There are a couple of important milestones along the road to the end of coal finance, with considerable reductions in exposure projected for mid-2017 and -2018 if the banks avoid new loans to the sector. These points mark the maturity of deals to several projects, including struggling major coal ports and dirty brown coal-fired power stations. For the banks, getting these deals off their loan books would not only help them meet their climate commitments, it would also be a prudent business decision.
With coal consumption in the world’s two largest economies – China and the US – dropping significantly, many financial analysts have concluded that the global thermal coal industry is in structural decline.
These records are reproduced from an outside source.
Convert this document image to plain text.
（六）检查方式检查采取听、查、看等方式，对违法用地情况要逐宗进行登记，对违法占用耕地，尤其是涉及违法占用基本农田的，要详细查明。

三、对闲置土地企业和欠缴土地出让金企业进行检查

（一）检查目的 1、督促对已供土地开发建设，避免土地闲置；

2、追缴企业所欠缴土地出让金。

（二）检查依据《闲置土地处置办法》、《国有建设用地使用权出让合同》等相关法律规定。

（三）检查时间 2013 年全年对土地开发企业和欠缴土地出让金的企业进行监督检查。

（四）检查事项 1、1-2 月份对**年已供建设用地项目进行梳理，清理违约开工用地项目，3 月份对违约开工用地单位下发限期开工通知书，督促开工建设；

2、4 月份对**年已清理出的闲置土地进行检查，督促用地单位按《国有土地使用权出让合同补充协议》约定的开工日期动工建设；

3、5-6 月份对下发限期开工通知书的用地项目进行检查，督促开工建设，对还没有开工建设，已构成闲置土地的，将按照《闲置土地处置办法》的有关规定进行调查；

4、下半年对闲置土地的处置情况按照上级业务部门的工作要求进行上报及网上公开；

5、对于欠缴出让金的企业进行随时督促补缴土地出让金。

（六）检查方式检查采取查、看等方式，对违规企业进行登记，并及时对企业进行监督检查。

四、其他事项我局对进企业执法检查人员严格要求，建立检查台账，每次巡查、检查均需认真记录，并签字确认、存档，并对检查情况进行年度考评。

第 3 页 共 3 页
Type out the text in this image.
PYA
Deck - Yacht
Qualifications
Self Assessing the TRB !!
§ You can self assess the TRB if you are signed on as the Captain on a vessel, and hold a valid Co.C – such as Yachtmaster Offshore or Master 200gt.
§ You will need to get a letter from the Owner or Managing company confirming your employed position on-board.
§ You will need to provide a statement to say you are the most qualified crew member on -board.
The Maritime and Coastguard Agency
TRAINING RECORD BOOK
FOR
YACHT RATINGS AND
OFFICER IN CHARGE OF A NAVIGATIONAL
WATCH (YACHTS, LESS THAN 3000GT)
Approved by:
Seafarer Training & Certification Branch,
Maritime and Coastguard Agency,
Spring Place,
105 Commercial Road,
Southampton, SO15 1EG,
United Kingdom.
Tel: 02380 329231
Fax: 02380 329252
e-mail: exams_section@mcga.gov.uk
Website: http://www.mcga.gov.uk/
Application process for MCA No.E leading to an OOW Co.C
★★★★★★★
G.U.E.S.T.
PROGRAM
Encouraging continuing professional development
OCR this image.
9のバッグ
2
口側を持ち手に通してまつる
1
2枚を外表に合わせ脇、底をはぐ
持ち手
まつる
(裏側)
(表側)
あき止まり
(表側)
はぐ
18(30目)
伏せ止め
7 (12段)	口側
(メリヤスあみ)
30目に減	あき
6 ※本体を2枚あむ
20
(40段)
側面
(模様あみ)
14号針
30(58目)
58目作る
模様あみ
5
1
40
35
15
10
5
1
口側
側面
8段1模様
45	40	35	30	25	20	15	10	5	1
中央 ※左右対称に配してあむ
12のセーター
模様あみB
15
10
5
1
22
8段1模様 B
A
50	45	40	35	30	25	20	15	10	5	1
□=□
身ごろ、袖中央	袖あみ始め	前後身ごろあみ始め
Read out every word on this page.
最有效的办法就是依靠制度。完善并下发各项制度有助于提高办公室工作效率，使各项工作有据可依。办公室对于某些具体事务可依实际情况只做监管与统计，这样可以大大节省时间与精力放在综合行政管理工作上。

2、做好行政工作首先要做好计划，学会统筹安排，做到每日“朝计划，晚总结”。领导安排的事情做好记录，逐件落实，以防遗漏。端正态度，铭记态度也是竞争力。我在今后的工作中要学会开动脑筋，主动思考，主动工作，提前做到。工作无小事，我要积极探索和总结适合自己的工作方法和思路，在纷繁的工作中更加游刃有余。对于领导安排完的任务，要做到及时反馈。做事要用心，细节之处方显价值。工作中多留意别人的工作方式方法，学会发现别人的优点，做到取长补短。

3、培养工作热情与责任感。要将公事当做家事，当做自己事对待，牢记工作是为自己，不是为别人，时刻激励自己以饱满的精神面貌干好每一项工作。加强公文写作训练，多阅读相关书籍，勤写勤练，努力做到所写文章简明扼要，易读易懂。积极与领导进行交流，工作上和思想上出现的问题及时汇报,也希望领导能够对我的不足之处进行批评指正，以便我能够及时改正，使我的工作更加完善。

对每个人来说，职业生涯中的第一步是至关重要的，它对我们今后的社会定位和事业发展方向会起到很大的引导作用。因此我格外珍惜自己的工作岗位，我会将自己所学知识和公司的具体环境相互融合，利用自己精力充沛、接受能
As countries begin to implement strict emissions policies to meet their Paris Agreement obligations, the writing is on the wall for the future of the coal industry – or the lack thereof.
Banks’ exposure to fossil fuel projects is hurting the planet and potentially their bottom lines. There can be no justification for any of our banks being involved in any future refinancing deal in the coal sector, let alone facilitating a new project.